また、米国市場では同じ発想の指標として「A/Dライン(値上がり・値下がり銘柄数の累積線)」が古くから使われています。S&P500が史上最高値を更新しているのにA/Dラインが切り下がる状態は、米国でも「幅の狭い上昇」として警戒されるサインです。前夜の米国市場の幅の広さを確認してから東京市場に臨むと、その日の地合いの見立てに厚みが出ます。

まとめ
- 騰落レシオ = 値上がり銘柄数 ÷ 値下がり銘柄数 × 100。25日が標準
- 目安は120%以上で過熱、70%以下で売られすぎ (機械的な逆張りは禁物)
- リーマン・ショックやコロナ・ショックでは40%台まで低下し、結果的にそこが大底圏だった
- 日経平均とのダイバージェンスが最重要シグナル
- NT倍率・寄与度と三点セットで「指数と実態のズレ」を診断する
よくある質問
Q. 騰落レシオはリアルタイムで見られますか?
多くのサイトでは日次更新です。ザラ場中の地合いは、値上がり・値下がり銘柄数 (リアルタイムで確認可能) で代用できます。
Q. 70%を割ったら買えばいいのですか?
単独では危険です。急落の最中は70%割れのままさらに下がることがあります。日経VI・出来高・ニュース材料と併せて、下げ止まりの兆候を確認してからが原則です。
Q. 6日と25日、どちらを見るべきですか?
基本は25日です。6日は振れが大きく、短期の過熱・悲観を測る補助として使います。
Q. 騰落レシオとTOPIXの騰落率は何が違うのですか?
TOPIXの騰落率は時価総額で加重した「金額の平均」で、大型株の影響が大きくなります。騰落レシオは銘柄数の「多数決」で、小型株も平等に1票です。
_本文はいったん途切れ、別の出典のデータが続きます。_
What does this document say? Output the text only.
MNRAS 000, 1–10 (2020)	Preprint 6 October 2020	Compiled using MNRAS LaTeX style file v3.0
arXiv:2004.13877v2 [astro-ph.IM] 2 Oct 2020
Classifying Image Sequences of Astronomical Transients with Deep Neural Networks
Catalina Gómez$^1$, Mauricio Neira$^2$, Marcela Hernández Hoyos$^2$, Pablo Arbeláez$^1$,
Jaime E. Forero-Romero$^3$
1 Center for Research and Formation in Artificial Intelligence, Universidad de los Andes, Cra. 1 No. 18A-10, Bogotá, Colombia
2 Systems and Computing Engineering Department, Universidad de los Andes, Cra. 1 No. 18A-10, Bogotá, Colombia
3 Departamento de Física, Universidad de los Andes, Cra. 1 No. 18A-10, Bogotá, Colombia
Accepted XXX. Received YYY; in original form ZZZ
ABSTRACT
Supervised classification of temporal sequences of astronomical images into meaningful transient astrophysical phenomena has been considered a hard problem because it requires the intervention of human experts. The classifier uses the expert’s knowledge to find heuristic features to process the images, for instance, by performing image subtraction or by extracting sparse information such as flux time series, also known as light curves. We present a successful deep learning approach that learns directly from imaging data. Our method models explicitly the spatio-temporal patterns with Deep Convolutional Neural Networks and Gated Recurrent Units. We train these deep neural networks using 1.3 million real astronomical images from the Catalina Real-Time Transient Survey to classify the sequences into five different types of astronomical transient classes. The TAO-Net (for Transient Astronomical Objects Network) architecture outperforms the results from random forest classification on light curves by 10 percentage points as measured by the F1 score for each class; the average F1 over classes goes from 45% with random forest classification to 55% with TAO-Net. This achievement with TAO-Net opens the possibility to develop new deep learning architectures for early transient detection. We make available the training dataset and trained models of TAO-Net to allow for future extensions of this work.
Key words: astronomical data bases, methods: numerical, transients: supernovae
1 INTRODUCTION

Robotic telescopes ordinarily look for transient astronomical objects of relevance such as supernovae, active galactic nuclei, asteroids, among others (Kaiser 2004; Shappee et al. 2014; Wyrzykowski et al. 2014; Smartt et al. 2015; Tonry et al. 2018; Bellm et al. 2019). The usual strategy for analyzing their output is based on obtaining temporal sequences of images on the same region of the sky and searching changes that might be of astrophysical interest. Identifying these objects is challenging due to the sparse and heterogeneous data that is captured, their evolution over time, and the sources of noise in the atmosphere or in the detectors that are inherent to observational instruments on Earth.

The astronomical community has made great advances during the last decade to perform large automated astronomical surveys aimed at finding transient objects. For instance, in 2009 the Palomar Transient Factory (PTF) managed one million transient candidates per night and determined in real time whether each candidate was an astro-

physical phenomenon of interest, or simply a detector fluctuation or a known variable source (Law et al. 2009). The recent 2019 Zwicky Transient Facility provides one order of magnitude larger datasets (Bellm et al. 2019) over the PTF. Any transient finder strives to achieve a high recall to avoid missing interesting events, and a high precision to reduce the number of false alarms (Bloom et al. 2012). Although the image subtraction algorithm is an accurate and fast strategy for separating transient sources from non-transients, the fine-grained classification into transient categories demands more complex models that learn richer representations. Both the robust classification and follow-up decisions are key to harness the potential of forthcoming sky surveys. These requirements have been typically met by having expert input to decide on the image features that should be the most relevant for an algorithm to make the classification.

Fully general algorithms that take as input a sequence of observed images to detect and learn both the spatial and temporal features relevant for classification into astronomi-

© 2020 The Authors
同じ日に両者の方向が食い違うことがあり、その食い違い自体が「大型株と中小型株のどちらが相場を動かしているか」のヒントになります。
Q. 個別銘柄の売買にも使えますか?
騰落レシオは市場全体の地合いを測る指標なので、個別銘柄の売買タイミングに直接使うものではありません。ただし「地合いが売られすぎ圏にあるときの好決算銘柄」のように、全体環境の判断材料として組み合わせる使い方は有効です。
本記事は一般的な指標解説であり、特定の銘柄・タイミングでの売買を推奨するものではありません。投資判断はご自身の責任でお願いします。